Quanto ao efeito do eucalipto na disponibilidade de água, “análises do Instituto de Pesquisas e Estudos Florestais e da Sociedade Brasileira de Silvicultura revelam que as plantações de eucalipto, manejadas adequadamente, consomem a mesma quantidade de água que as florestas nativas”, disse a coordenadora. Embora as atividades da Veracel possam ter causado algum movimento de pessoas, os números oficiais do censo “não mostram uma mudança real de população do campo para as cidades”, acrescentou a porta-voz da empresa.
No capítulo de infrações trabalhistas, Débora Jorge afirmou que, até setembro de 2010, eram 175 reclamações de empregados da Veracel, enquanto outras 766 correspondiam a trabalhadores que prestavam serviços à companhia, que foi citada como corresponsável apenas nos casos em que o empregador foi condenado a pagar e não o fez.
Ivonete Gonçalves questiona para quem é importante a presença da Veracel no Brasil. “Para esses poucos trabalhadores ou para os políticos?
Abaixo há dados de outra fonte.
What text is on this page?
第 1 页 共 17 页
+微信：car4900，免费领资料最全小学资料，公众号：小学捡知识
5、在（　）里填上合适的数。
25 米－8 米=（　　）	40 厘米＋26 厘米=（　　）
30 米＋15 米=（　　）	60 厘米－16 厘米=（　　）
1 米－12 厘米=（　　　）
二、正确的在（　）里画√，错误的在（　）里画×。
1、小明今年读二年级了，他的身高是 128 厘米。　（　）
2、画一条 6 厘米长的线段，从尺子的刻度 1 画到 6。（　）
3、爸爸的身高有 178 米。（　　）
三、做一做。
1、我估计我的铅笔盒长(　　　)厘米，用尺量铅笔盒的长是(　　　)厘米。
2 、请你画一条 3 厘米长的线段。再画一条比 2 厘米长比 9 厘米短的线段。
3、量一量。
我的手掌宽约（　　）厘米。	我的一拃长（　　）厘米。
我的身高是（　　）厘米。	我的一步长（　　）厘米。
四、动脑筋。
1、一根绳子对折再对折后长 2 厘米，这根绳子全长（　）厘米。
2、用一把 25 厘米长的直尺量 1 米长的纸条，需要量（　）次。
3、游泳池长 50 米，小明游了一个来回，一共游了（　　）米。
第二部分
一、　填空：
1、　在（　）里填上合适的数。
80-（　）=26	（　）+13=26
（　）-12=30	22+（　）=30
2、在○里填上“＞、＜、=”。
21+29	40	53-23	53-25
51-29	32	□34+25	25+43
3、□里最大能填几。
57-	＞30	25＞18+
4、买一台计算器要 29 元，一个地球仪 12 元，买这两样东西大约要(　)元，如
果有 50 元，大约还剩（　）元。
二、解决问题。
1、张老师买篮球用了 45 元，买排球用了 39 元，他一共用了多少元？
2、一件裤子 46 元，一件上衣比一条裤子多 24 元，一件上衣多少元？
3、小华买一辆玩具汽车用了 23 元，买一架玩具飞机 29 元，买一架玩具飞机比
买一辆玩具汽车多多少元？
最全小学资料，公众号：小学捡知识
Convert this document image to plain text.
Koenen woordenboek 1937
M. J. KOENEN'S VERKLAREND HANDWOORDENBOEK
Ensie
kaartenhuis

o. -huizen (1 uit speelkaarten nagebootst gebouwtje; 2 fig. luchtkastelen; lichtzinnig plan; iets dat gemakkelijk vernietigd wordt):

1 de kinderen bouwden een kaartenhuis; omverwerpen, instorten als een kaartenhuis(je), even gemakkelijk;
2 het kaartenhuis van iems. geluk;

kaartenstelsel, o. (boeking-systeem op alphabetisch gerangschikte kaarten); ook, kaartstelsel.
Quais são realmente os beneficiários? Seguramente, os suecos e finlandeses”, respondeu a representante do Cepedes. A produção de celulose e 60% do lucro são enviados ao exterior, e “nós ficamos com o passivo ambiental da monocultura de plantações industriais e com a pobreza no Sul da Bahia”, disse ao Terramérica João Pedro Stédile, integrante da coordenação do MST.